Le costa molto ammetterlo... Forse, mentre lo dice, è già pentita di averlo fatto. Da tempo so che la sua amicizia per me si è trasformata in qualcosa di più profondo – e d'altronde mentirei a me stesso se non riconoscessi che anch'io non guardo più a lei come ad una semplice, per quanto cara, amica – ma io non... non riesco a dare questa svolta alla mia vita.
“Lisbon... hai mai perso qualcuno per il quale ritieni di non aver fatto tutto quello che potevi... che dovevi?”
“No”, risponde continuando ad evitare il mio sguardo.
Ma sta già iniziando a capire dove intendo arrivare, perché, fissando d'un tratto i suoi occhi nei miei, aggiunge sommessamente: “Jane, non puoi restare ancorato in un porto che non esiste più.

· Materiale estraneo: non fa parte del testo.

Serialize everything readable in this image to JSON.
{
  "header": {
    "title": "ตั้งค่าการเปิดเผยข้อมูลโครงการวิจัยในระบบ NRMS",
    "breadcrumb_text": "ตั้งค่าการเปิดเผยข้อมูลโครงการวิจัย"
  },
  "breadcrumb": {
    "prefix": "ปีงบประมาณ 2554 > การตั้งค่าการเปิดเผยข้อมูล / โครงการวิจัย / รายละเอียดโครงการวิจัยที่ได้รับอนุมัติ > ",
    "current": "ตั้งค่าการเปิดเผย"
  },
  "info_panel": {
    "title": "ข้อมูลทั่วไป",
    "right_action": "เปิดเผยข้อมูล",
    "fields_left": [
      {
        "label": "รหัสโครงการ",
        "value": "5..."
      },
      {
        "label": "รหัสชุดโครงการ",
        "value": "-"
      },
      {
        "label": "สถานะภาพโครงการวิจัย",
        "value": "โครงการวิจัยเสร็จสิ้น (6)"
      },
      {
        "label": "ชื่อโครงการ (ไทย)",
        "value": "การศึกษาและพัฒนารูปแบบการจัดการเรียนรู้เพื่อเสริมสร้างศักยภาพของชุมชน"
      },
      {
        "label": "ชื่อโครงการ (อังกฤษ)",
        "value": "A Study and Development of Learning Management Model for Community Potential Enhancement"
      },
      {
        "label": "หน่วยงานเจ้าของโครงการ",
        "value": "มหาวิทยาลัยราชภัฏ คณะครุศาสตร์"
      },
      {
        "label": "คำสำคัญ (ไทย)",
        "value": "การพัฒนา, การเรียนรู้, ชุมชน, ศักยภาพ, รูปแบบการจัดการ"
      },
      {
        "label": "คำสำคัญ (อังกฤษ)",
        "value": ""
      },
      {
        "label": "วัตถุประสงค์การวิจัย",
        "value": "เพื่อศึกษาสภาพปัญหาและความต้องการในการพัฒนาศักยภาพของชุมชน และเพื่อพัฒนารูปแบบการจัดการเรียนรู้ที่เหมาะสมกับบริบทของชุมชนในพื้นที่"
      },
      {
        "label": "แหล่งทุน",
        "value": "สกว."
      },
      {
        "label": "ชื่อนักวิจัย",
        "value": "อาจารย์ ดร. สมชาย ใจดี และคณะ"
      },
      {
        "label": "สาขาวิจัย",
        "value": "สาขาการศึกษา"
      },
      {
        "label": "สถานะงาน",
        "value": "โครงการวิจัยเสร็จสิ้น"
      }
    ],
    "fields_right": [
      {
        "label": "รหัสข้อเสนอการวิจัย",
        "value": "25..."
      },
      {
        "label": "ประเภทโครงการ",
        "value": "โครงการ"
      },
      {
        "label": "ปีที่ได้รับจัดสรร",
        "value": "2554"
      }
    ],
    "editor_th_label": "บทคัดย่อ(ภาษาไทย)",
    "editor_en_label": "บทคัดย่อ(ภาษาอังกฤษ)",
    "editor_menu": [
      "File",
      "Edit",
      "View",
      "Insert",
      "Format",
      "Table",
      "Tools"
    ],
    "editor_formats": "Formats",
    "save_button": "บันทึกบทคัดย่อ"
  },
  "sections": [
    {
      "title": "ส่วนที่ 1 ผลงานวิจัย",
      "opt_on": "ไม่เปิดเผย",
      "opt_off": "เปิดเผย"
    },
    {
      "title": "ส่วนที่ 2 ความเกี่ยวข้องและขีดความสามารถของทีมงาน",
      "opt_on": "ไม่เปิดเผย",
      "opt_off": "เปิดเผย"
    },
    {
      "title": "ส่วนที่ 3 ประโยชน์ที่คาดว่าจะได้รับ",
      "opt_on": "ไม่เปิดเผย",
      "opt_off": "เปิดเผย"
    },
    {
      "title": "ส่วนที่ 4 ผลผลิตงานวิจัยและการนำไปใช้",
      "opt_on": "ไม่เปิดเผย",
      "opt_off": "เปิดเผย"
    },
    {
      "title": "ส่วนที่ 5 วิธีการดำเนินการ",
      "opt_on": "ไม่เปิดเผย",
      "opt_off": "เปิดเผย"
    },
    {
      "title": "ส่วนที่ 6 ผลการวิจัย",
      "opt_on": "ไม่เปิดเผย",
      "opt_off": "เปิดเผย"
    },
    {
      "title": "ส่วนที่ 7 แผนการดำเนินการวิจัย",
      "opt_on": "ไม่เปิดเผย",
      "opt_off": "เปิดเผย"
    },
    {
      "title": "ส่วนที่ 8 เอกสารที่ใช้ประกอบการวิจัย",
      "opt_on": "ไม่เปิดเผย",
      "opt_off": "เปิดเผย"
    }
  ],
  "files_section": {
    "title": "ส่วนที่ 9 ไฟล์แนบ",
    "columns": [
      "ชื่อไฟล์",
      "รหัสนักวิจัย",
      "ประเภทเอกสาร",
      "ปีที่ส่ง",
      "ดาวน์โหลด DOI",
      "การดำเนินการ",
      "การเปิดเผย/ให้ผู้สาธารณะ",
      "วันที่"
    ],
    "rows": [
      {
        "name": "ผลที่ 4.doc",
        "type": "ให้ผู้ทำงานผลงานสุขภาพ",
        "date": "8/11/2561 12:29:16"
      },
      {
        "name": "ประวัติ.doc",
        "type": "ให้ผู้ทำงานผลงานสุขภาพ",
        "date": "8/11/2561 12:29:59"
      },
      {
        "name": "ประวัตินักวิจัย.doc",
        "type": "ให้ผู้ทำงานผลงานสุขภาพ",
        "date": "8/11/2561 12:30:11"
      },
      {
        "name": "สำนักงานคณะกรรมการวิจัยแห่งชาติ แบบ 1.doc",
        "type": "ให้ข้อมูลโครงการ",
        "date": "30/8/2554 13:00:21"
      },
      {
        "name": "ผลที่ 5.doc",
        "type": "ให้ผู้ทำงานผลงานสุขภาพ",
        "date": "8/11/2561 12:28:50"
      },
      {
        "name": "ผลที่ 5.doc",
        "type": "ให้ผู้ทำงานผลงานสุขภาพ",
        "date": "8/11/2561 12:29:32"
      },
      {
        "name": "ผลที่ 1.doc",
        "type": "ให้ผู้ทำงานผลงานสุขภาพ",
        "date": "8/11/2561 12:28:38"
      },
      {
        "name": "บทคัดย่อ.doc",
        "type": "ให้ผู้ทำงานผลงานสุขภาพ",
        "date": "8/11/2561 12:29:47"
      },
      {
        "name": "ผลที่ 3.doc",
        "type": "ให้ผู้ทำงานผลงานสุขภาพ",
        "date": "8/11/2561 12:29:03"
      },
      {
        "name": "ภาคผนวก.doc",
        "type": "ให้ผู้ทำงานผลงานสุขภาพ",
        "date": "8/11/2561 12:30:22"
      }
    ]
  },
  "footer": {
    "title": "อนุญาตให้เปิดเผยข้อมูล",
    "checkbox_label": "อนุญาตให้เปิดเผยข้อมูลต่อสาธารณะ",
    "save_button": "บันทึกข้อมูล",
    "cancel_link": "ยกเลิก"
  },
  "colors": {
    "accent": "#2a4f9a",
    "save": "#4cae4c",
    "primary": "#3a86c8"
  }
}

Hai avuto la tua vendetta, hai dato un volto all'assassino di tua moglie e di tua figlia, hai dedicato alla tua famiglia undici anni della tua vita... della tua vita, capisci? Quanti, al posto tuo, l'avrebbero fatto? Quante sono state le vittime di Red John? Quanti dei loro congiunti o parenti o compagni hanno fatto la tua stessa scelta? quanti hanno votato la propria esistenza ad una causa che sembrava persa in partenza? Se qualcosa o qualcuno lassù esiste, sa che non potevi fare di più. Per quanto tempo ancora continuerai a tormentarti?”+Si accorge che le sue parole hanno colpito nel segno: “Scrivi la parola “fine”, Jane. Torna a vivere. Loro non vorrebbero vederti così.”
Ma io non la ascolto più. Ho rimesso la testa sul cuscino e mi sono voltato verso la finestra. Le tende ancora tirate fanno da schermo alle immagini in movimento di una bambina bionda seduta al pianoforte, e di una donna bellissima, vestita di bianco, che mi abbraccia ridendo, mentre insieme ascoltiamo la melodia insicura che quelle piccole dita compongono danzando sui tasti.

Ti piace, papà?”
Non è bravissima, Patrick?”

Voci che si perdono nel tempo, che riaffiorano alla mia memoria come un'eco fievole, rimbalzata già più volte tra le vette dei monti...
Chiudo gli occhi e una lacrima scende lungo lo zigomo fino ad assorbirsi nel cuscino. Scrivi la parola fine, ha detto Lisbon, loro non vorrebbero vederti così... ma allora perché ho continuamente l'impressione di tradirle, anche solo pensando alla possibilità di ricostruirmi una vita, una nuova famiglia? Potrò mai liberarmi da questo insopprimibile senso di colpa?